According to the CCTV report, corner-cutting halved the money it takes to build a synthetic track but raised the risks of health hazards. Though the school’s records of the construction showed all the required permits were obtained and safety standards met, one of the subcontractors, Mr. Zhang—captured on a stealth camera by CCTV—said he has been in the business for years but does not go to the construction sites himself, out of fear of their toxicity.

“How is it possible that these fields don’t end up poisonous?” Zhang asked, rhetorically.

While outdoor air quality is a troubling issue in China, a new report from China Youth Daily shines a spotlight on the indoor air quality of classrooms at the Beijing No. 2 Experimental Elementary School’s Baiyunlu Branch, where levels of formaldehyde, a carcinogen, were found to be dozens of times higher than the nationally accepted standards.(This school also had a toxic running track and playing field.)

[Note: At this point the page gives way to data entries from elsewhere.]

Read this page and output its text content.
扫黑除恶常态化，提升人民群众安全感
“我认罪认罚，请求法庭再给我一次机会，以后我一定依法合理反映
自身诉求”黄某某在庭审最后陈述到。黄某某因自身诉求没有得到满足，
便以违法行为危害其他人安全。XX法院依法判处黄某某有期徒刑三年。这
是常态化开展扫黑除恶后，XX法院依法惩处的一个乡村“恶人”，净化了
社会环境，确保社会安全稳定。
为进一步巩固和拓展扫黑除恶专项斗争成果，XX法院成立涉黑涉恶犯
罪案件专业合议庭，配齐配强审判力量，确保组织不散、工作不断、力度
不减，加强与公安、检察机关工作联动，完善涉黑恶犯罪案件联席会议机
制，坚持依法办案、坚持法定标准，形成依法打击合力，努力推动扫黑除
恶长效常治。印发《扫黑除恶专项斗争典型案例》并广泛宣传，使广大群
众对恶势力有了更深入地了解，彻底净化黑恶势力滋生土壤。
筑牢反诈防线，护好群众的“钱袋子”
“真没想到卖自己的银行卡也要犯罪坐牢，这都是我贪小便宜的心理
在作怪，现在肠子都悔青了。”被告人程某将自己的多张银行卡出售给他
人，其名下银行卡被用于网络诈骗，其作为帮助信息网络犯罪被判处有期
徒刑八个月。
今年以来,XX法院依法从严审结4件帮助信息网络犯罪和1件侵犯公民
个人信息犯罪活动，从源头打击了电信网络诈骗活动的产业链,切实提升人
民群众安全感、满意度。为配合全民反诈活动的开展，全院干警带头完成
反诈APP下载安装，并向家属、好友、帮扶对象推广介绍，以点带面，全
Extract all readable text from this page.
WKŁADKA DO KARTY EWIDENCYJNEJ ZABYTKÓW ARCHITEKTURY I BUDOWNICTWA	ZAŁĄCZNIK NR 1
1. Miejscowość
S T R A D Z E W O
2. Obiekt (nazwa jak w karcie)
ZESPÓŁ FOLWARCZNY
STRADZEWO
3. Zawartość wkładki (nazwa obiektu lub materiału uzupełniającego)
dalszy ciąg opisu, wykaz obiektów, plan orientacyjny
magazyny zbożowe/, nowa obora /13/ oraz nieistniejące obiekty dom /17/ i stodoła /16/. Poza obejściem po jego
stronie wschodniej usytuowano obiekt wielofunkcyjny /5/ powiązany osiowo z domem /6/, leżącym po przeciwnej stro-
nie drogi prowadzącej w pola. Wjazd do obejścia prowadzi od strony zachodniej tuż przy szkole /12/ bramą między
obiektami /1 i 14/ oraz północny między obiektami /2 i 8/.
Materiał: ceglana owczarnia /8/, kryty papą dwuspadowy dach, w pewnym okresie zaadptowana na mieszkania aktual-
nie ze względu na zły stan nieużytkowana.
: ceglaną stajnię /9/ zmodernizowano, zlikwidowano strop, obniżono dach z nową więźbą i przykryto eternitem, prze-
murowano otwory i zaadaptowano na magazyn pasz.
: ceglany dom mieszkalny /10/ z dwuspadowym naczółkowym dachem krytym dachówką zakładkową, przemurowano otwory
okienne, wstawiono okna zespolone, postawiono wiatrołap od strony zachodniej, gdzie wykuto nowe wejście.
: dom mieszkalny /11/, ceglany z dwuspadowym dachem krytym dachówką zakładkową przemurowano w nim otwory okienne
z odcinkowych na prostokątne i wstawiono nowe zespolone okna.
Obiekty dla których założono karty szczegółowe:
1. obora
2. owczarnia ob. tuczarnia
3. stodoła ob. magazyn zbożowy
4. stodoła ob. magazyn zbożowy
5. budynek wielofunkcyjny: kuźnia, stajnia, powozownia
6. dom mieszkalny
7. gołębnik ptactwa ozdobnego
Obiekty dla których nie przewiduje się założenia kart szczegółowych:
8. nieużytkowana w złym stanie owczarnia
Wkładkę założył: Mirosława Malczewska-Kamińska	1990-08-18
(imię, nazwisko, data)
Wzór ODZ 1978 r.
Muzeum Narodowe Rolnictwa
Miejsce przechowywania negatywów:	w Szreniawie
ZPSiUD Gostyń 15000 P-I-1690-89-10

After an indoor air quality test commissioned by the local government raised suspicions, parents hired a Shenzhen firm to conduct an independent assessment. The results of the two tests were vastly different. Among the 16 rooms tested by the Shenzhen firm, all showed levels of formaldehyde higher than the accepted safety level. The worst were those in a music classroom, where the Shenzhen firm found the level of formaldehyde to be 2.283 milligrams of formaldehyde per cubic meter (mg/m3), but the government tests of the room reported levels of 0.2 mg/m3. The national standard is 0.1 mg/m3.

The China Youth Daily report found that the parents’ version of testing adopted two latest procedures published in 2011 and 2014 and the government testing used a 1995 methodology. School officials questioned the parents’ version of testing, saying that “it didn’t have a stamp from a national testing service.” Yet an education official from the Xicheng district government asked the school to suspend use of the music classroom and renovate it to meet air quality standards.

The parent-commissioned testing also found other toxic substances present at levels above those considered safe, including polycyclic aromatic hydrocarbons and short-chain chlorinated paraffins, which according to the China Youth Daily report are potentially harmful to the kidney, liver, and brain.

This won’t be the last story involving parent-school tensions over health safety. The summer seems like a good time for schools nation-wide to address safety concerns and to do their best to provide a safe environment for their students when they return in the fall.